Un prophète polyglotte

Le film "Un prophète" de Jacques Audiard a raflé une moisson de récompenses aux Césars et est en lice pour l'Oscar du meilleur film étranger. Dans le contexte de la mondialisation et d'une planète où tout s'accélère, l'avenir appartient aux polyglottes, prophétise le film.

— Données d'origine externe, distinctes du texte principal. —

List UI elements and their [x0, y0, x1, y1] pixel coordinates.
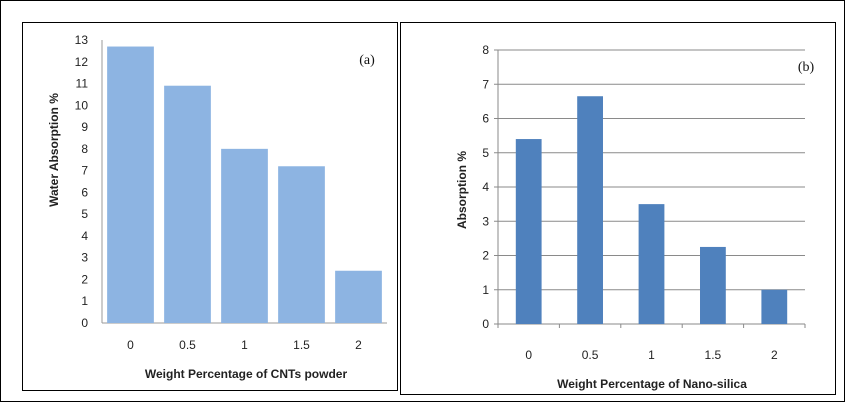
y-tick-label: 8 [81, 142, 88, 156]
y-tick-label: 6 [482, 112, 489, 126]
bar [221, 148, 268, 323]
y-tick-label: 3 [81, 251, 88, 265]
panel-label: (b) [798, 60, 815, 75]
panel-a-border [22, 22, 398, 391]
y-tick-label: 0 [81, 316, 88, 330]
x-axis-label: Weight Percentage of Nano-silica [557, 377, 747, 391]
x-tick-label: 0.5 [582, 348, 599, 362]
bar [638, 204, 665, 324]
y-tick-label: 13 [75, 33, 89, 47]
y-tick-label: 9 [81, 120, 88, 134]
y-tick-label: 1 [482, 283, 489, 297]
x-tick-label: 2 [771, 348, 778, 362]
x-axis-label: Weight Percentage of CNTs powder [145, 367, 348, 381]
y-tick-label: 1 [81, 294, 88, 308]
chart-b: 0 1 2 3 4 5 6 7 8 0 0.5 1 1.5 2 Weight Percentage of N… [455, 43, 814, 391]
y-tick-label: 7 [482, 77, 489, 91]
panel-label: (a) [359, 53, 375, 68]
y-tick-label: 2 [81, 272, 88, 286]
bar [278, 166, 325, 323]
bar [335, 270, 382, 323]
x-tick-label: 1 [648, 348, 655, 362]
y-tick-label: 6 [81, 185, 88, 199]
x-tick-label: 0 [127, 338, 134, 352]
y-tick-label: 11 [76, 77, 89, 91]
y-tick-label: 8 [482, 43, 489, 57]
x-tick-label: 0 [525, 348, 532, 362]
bar [761, 289, 788, 324]
y-tick-label: 12 [75, 55, 89, 69]
bar [164, 85, 211, 323]
x-tick-label: 1.5 [293, 338, 310, 352]
x-tick-label: 2 [355, 338, 362, 352]
y-tick-label: 5 [81, 207, 88, 221]
bar [107, 46, 154, 324]
y-tick-label: 3 [482, 214, 489, 228]
y-tick-label: 2 [482, 249, 489, 263]
x-tick-label: 1 [241, 338, 248, 352]
bar [577, 96, 603, 324]
y-tick-label: 4 [482, 180, 489, 194]
y-tick-label: 10 [75, 98, 89, 112]
x-tick-label: 1.5 [705, 348, 722, 362]
y-tick-label: 5 [482, 146, 489, 160]
bar [515, 139, 542, 324]
x-tick-label: 0.5 [179, 338, 196, 352]
y-tick-label: 7 [81, 164, 88, 178]
y-tick-label: 0 [482, 317, 489, 331]
bar [700, 246, 726, 324]
panel-b-border [400, 22, 836, 395]
y-axis-label: Water Absorption % [47, 93, 61, 207]
y-axis-label: Absorption % [455, 151, 469, 229]
y-tick-label: 4 [81, 229, 88, 243]
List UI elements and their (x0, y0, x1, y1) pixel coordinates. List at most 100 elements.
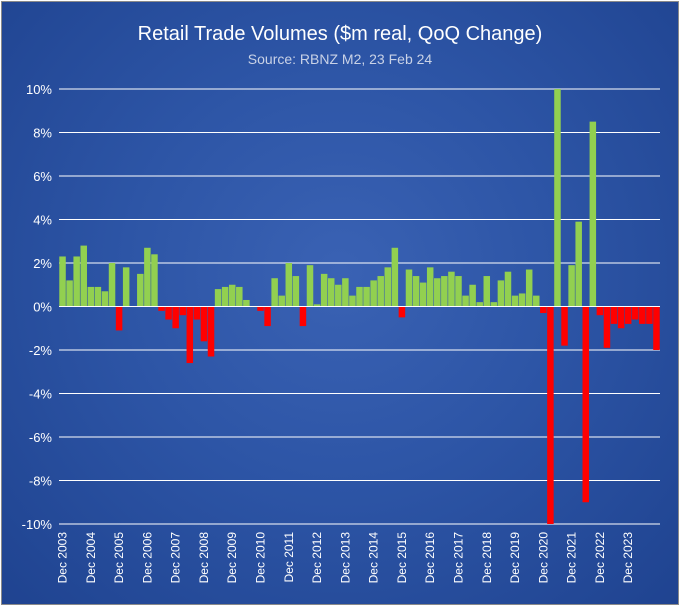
bar (59, 256, 66, 307)
bar (391, 247, 399, 307)
x-tick-label: Dec 2003 (56, 532, 70, 584)
bar (646, 306, 653, 324)
bar (533, 295, 540, 307)
bar (342, 278, 349, 307)
bar (653, 306, 660, 350)
bar (165, 306, 172, 320)
bar (66, 280, 73, 307)
bar (158, 306, 165, 311)
x-tick-label: Dec 2019 (508, 532, 522, 584)
bar (80, 245, 87, 307)
bar (511, 295, 519, 307)
bar (589, 121, 597, 307)
bar (540, 306, 547, 314)
bar (525, 269, 533, 307)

Publié le 2 mars 2010 à 12:30
Tahar Rahim dans "Un prophète", de Jacques Audiard. Photo: Celluloid Dreams / UGC Distribution

Le réalisateur Jacques Audiard a toujours été doué pour prendre le pouls de la rue et s'immiscer dans les coins et recoins du monde contemporain pour faire entendre dans ses films la rumeur de l'air du temps. Dans son dernier film, Un prophète, c'est par la langue qu'il illustre ce talent : s'ils donnent sans doute des sueurs froides aux sous-titreurs, ces tourbillons polyglottes où se mêlent français, arabe et corse apparaissent comme la fidèle illustration polyphonique du chaos multiculturel, de cet entrelacs linguistique qui sert aujourd'hui de trame aux échanges sociaux et professionnels dans la plupart des capitales.

L'anglais reste la langue dominante évidemment, dans le cinéma comme dans les autres domaines. Mais ce qui est le plus fécond du point de vue artistique, c'est ce sentiment grandissant que l'anglais n'est en revanche plus la marque de la réalité dominante : il est aujourd'hui en concurrence avec d'autres langues et, par-là même, avec d'autres visions du monde. Autant de collisions et de confusions dont témoigne désormais le cinéma grand public.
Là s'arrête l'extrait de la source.